YEAR 1756

Wolfgang Amadeus Mozart

Wolfgang Amadeus Mozart was born - a kid who was writing symphonies by age 8.

Wolfgang Amadeus Mozart
THE FULL STORY

On 27 January 1756, in the snowy Austrian town of Salzburg, a baby boy named Johannes Chrysostomus Wolfgangus Theophilus Mozart was born - luckily, everyone just called him Wolfgang. His father Leopold was a court musician who taught his children to play. By age three, little Wolfgang was picking out tunes on the harpsichord with chubby fingers. By four he could repeat any piece he heard. By five he was composing his own. By six his father packed him into a horse-drawn carriage with his older sister Nannerl and took the children on tour across Europe.

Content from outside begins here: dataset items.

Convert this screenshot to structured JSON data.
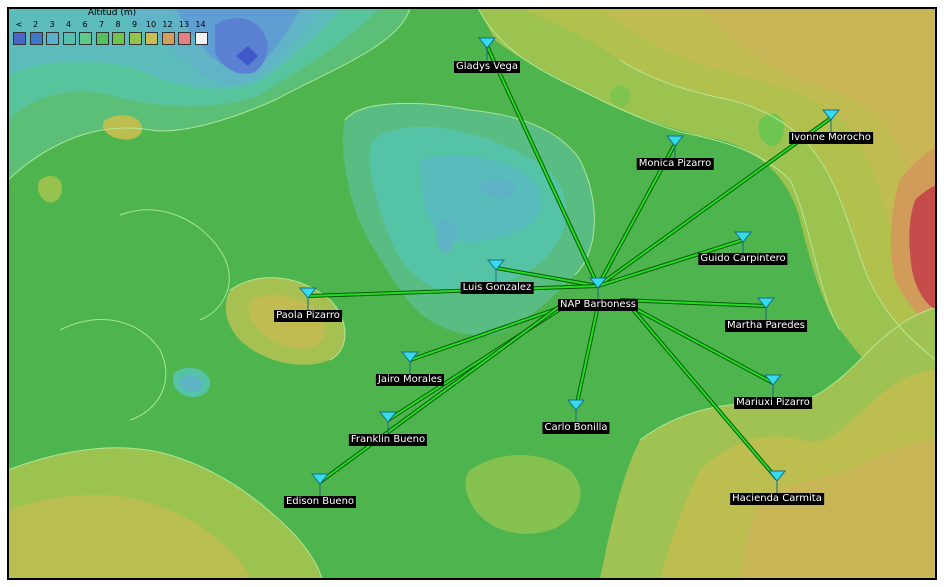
{
  "legend": {
    "title": "Altitud (m)",
    "ticks": [
      "<",
      "2",
      "3",
      "4",
      "6",
      "7",
      "8",
      "9",
      "10",
      "12",
      "13",
      "14"
    ],
    "colors": [
      "#4a66c8",
      "#3f78c8",
      "#58b0cc",
      "#55c0b0",
      "#60c888",
      "#52c05e",
      "#6cc44e",
      "#98c24e",
      "#c8bc54",
      "#d2a05a",
      "#e28282",
      "#f2f2f2"
    ]
  },
  "map": {
    "link_color": "#22dd22",
    "site_color": "#33ddee",
    "hub_label": "NAP Barboness"
  },
  "sites": [
    {
      "id": "nap",
      "name": "NAP Barboness"
    },
    {
      "id": "gladys",
      "name": "Gladys Vega"
    },
    {
      "id": "monica",
      "name": "Monica Pizarro"
    },
    {
      "id": "ivonne",
      "name": "Ivonne Morocho"
    },
    {
      "id": "guido",
      "name": "Guido Carpintero"
    },
    {
      "id": "luis",
      "name": "Luis Gonzalez"
    },
    {
      "id": "paola",
      "name": "Paola Pizarro"
    },
    {
      "id": "martha",
      "name": "Martha Paredes"
    },
    {
      "id": "jairo",
      "name": "Jairo Morales"
    },
    {
      "id": "mariuxi",
      "name": "Mariuxi Pizarro"
    },
    {
      "id": "carlo",
      "name": "Carlo Bonilla"
    },
    {
      "id": "franklin",
      "name": "Franklin Bueno"
    },
    {
      "id": "edison",
      "name": "Edison Bueno"
    },
    {
      "id": "hacienda",
      "name": "Hacienda Carmita"
    }
  ]
}
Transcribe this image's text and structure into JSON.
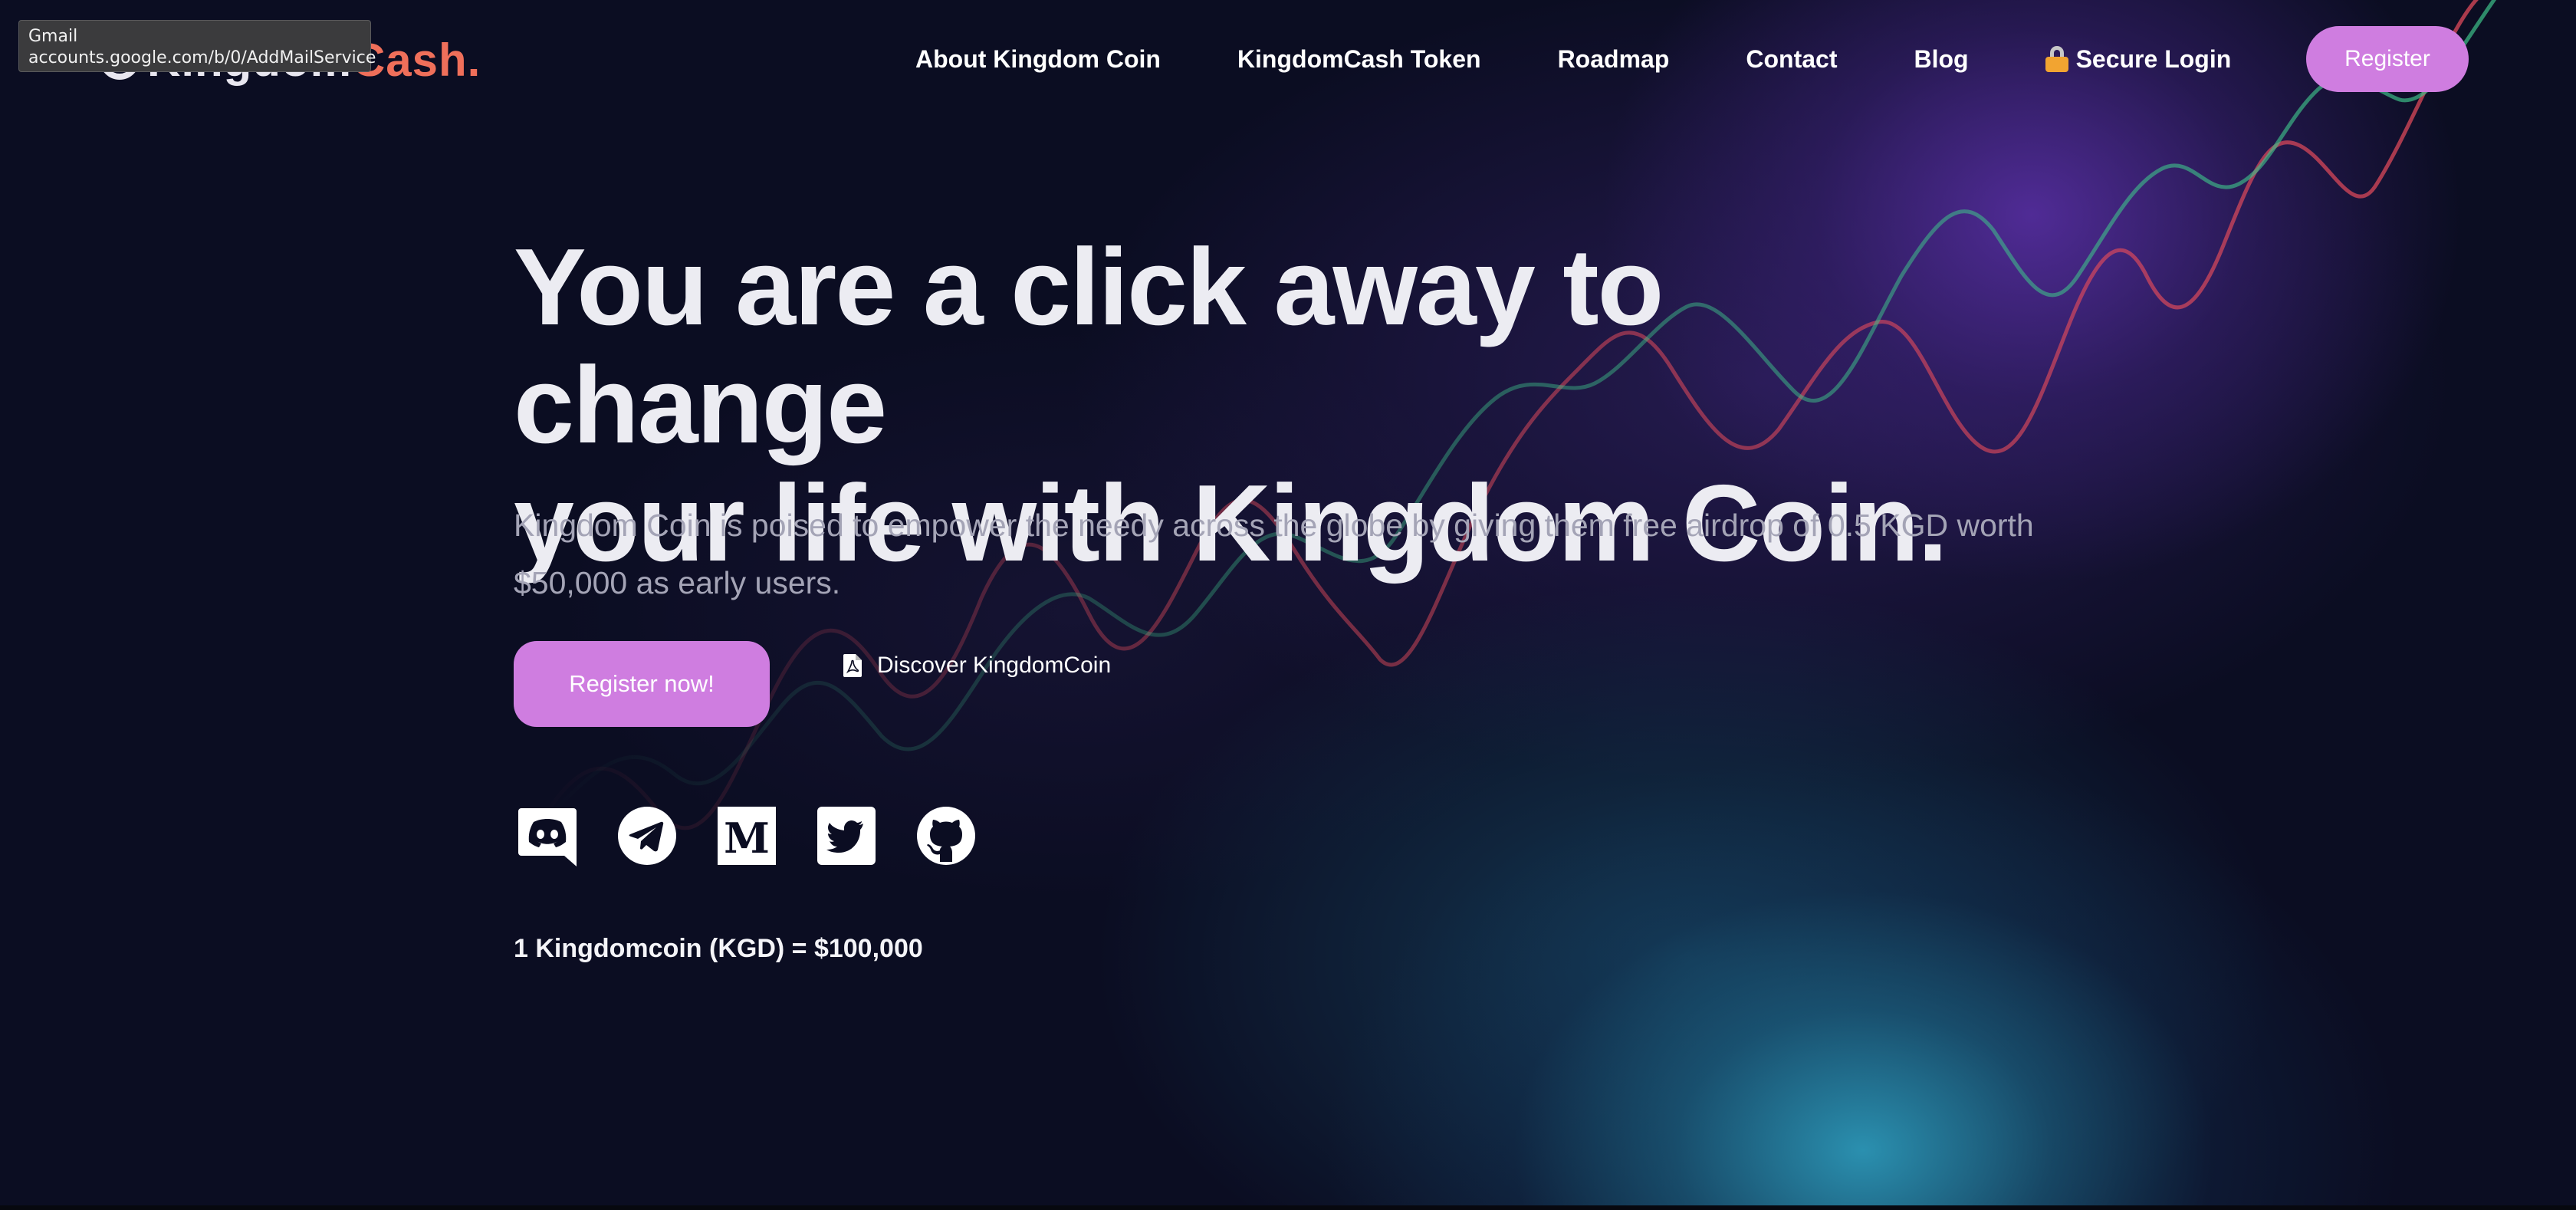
{
  "tooltip": {
    "title": "Gmail",
    "url": "accounts.google.com/b/0/AddMailService"
  },
  "logo": {
    "part_a": "Kingdom",
    "part_b": "Cash."
  },
  "nav": {
    "items": [
      {
        "label": "About Kingdom Coin"
      },
      {
        "label": "KingdomCash Token"
      },
      {
        "label": "Roadmap"
      },
      {
        "label": "Contact"
      },
      {
        "label": "Blog"
      },
      {
        "label": "Secure Login",
        "icon": "lock-icon"
      }
    ],
    "register_label": "Register"
  },
  "hero": {
    "title_line1": "You are a click away to change",
    "title_line2": "your life with Kingdom Coin.",
    "subtitle_line1": "Kingdom Coin is poised to empower the needy across the globe by giving them free airdrop of 0.5 KGD worth",
    "subtitle_line2": "$50,000 as early users.",
    "cta_label": "Register now!",
    "discover_label": "Discover KingdomCoin",
    "discover_icon": "pdf-file-icon"
  },
  "social": [
    {
      "name": "discord",
      "icon": "discord-icon"
    },
    {
      "name": "telegram",
      "icon": "telegram-icon"
    },
    {
      "name": "medium",
      "icon": "medium-icon"
    },
    {
      "name": "twitter",
      "icon": "twitter-icon"
    },
    {
      "name": "github",
      "icon": "github-icon"
    }
  ],
  "price": "1 Kingdomcoin (KGD) = $100,000",
  "colors": {
    "accent": "#cf7de0",
    "background": "#0b0d22",
    "logo_accent": "#ef6f5a",
    "teal_glow": "#2c96b6",
    "purple_glow": "#562ea0"
  }
}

They performed for the Empress of Austria, the King of France, and the King of England. Wolfgang would play with a cloth draped over the keys so he could not see them. He could play violin pieces he had never been shown. He could improvise an entire fugue on the spot. By age eight he had written his first symphony. By twelve he had written his first opera. People could not believe what they were hearing. Some scientists examined him to make sure he was real and not some clever trick.

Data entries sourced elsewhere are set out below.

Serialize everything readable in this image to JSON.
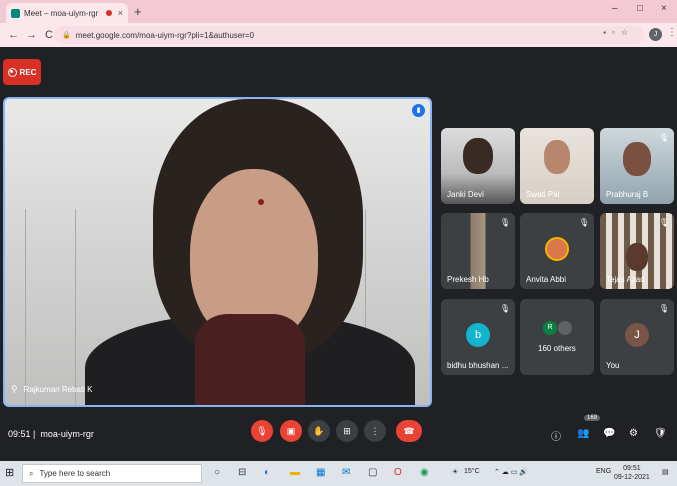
{
  "browser": {
    "tab_title": "Meet – moa-uiym-rgr",
    "tab_close": "×",
    "new_tab": "+",
    "window_controls": [
      "–",
      "□",
      "×"
    ],
    "nav": [
      "←",
      "→",
      "C"
    ],
    "url": "meet.google.com/moa-uiym-rgr?pli=1&authuser=0",
    "profile_initial": "J",
    "menu": "⋮"
  },
  "recording": {
    "label": "REC"
  },
  "main_speaker": {
    "name": "Rajkumari Rebati K",
    "speaking_icon": "audio-wave-icon"
  },
  "participants": [
    {
      "name": "Janki Devi",
      "type": "video",
      "muted": false
    },
    {
      "name": "Swati Pal",
      "type": "video",
      "muted": false
    },
    {
      "name": "Prabhuraj B",
      "type": "video",
      "muted": true
    },
    {
      "name": "Prekesh Hb",
      "type": "video",
      "muted": true
    },
    {
      "name": "Anvita Abbi",
      "type": "photo",
      "muted": true
    },
    {
      "name": "Tejas Azad",
      "type": "video",
      "muted": true
    },
    {
      "name": "bidhu bhushan ...",
      "type": "avatar",
      "initial": "b",
      "color": "#12b5cb",
      "muted": true
    },
    {
      "name": "160 others",
      "type": "group",
      "initial": "R",
      "muted": false
    },
    {
      "name": "You",
      "type": "avatar",
      "initial": "J",
      "color": "#795548",
      "muted": true
    }
  ],
  "meeting": {
    "time": "09:51",
    "code": "moa-uiym-rgr",
    "people_count": "169"
  },
  "controls": {
    "mic": "mic-off-icon",
    "camera": "camera-off-icon",
    "raise_hand": "hand-icon",
    "present": "present-icon",
    "more": "more-vert-icon",
    "end_call": "end-call-icon"
  },
  "taskbar": {
    "search_placeholder": "Type here to search",
    "weather": "15°C",
    "language": "ENG",
    "clock_time": "09:51",
    "clock_date": "09-12-2021"
  },
  "colors": {
    "meet_bg": "#202124",
    "tile_bg": "#3c4043",
    "accent_red": "#ea4335",
    "active_border": "#8ab4f8"
  }
}
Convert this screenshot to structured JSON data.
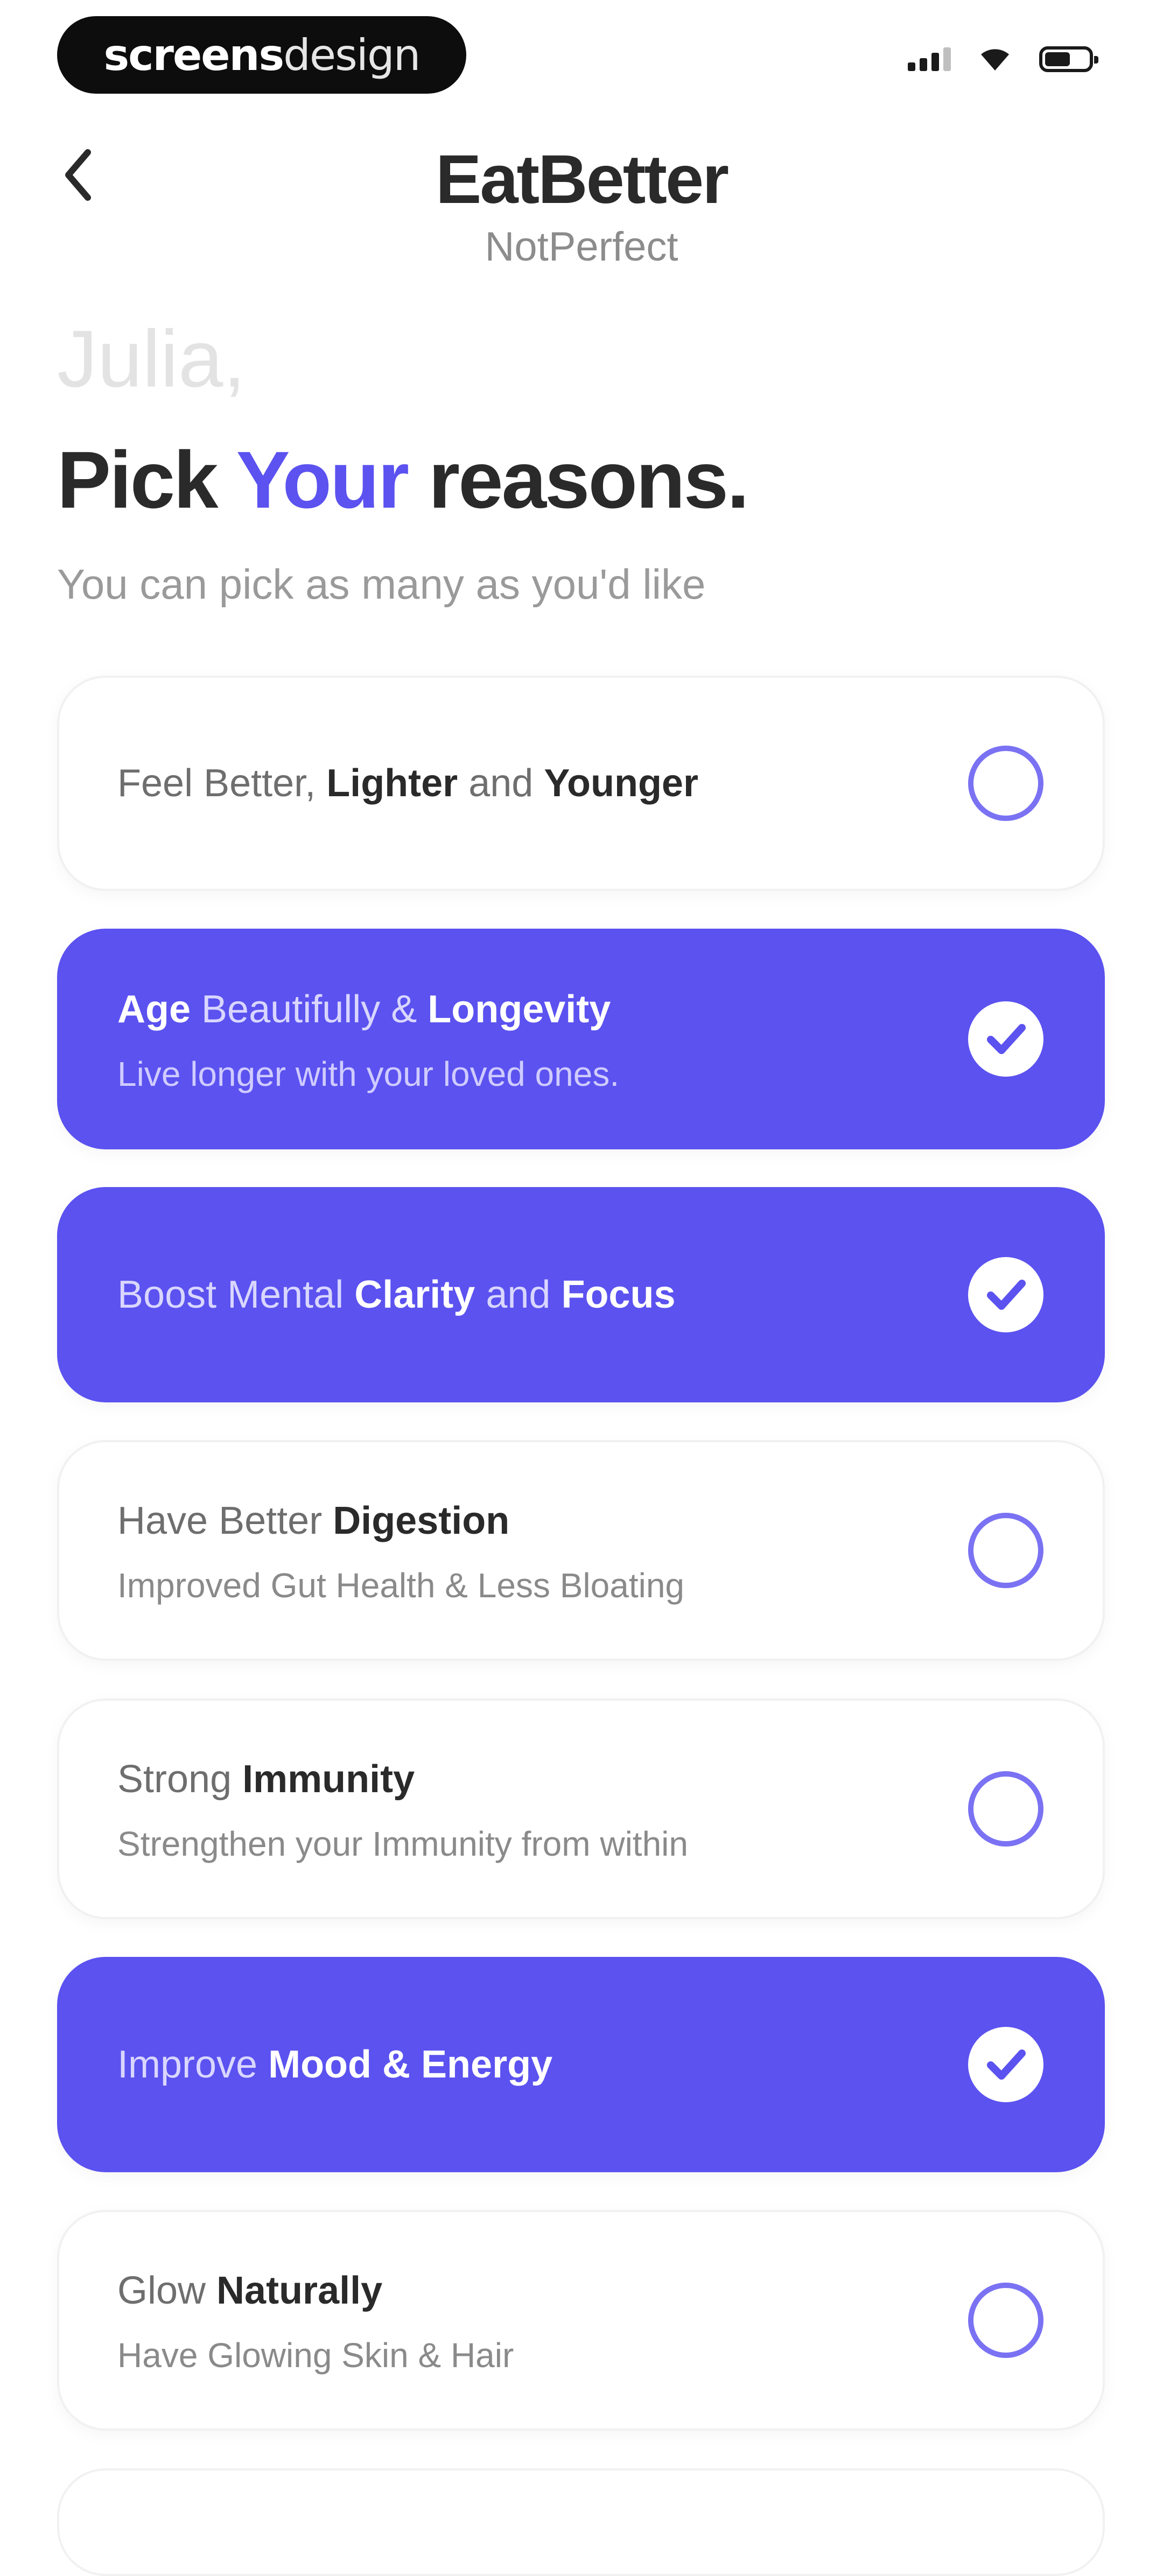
{
  "status_bar": {
    "brand_part1": "screens",
    "brand_part2": "design"
  },
  "header": {
    "title": "EatBetter",
    "subtitle": "NotPerfect"
  },
  "intro": {
    "greeting": "Julia,",
    "heading_pre": "Pick ",
    "heading_accent": "Your",
    "heading_post": " reasons.",
    "helper": "You can pick as many as you'd like"
  },
  "colors": {
    "accent": "#5b52f0",
    "text_dark": "#2a2a2a",
    "text_muted": "#8a8a8a"
  },
  "reasons": [
    {
      "title_parts": [
        {
          "text": "Feel Better, ",
          "bold": false
        },
        {
          "text": "Lighter",
          "bold": true
        },
        {
          "text": " and ",
          "bold": false
        },
        {
          "text": "Younger",
          "bold": true
        }
      ],
      "subtitle": "",
      "selected": false
    },
    {
      "title_parts": [
        {
          "text": "Age",
          "bold": true
        },
        {
          "text": " Beautifully & ",
          "bold": false
        },
        {
          "text": "Longevity",
          "bold": true
        }
      ],
      "subtitle": "Live longer with your loved ones.",
      "selected": true
    },
    {
      "title_parts": [
        {
          "text": "Boost Mental ",
          "bold": false
        },
        {
          "text": "Clarity",
          "bold": true
        },
        {
          "text": " and ",
          "bold": false
        },
        {
          "text": "Focus",
          "bold": true
        }
      ],
      "subtitle": "",
      "selected": true
    },
    {
      "title_parts": [
        {
          "text": "Have Better ",
          "bold": false
        },
        {
          "text": "Digestion",
          "bold": true
        }
      ],
      "subtitle": "Improved Gut Health & Less Bloating",
      "selected": false
    },
    {
      "title_parts": [
        {
          "text": "Strong ",
          "bold": false
        },
        {
          "text": "Immunity",
          "bold": true
        }
      ],
      "subtitle": "Strengthen your Immunity from within",
      "selected": false
    },
    {
      "title_parts": [
        {
          "text": "Improve ",
          "bold": false
        },
        {
          "text": "Mood & Energy",
          "bold": true
        }
      ],
      "subtitle": "",
      "selected": true
    },
    {
      "title_parts": [
        {
          "text": "Glow ",
          "bold": false
        },
        {
          "text": "Naturally",
          "bold": true
        }
      ],
      "subtitle": "Have Glowing Skin & Hair",
      "selected": false
    }
  ]
}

Mozart lived only 35 years, but in that short time he wrote more than 600 pieces of music - symphonies, operas, piano concertos, choral works, and the famous tinkling 'Twinkle Twinkle' variations. He loved silly jokes, billiards, his pet starling, and his wife Constanze. When he died in 1791 he was buried in an ordinary grave, but his music never faded. Two and a half centuries later, his melodies still ring out in concert halls, films, video games, and the head of every kid learning their first piano scales.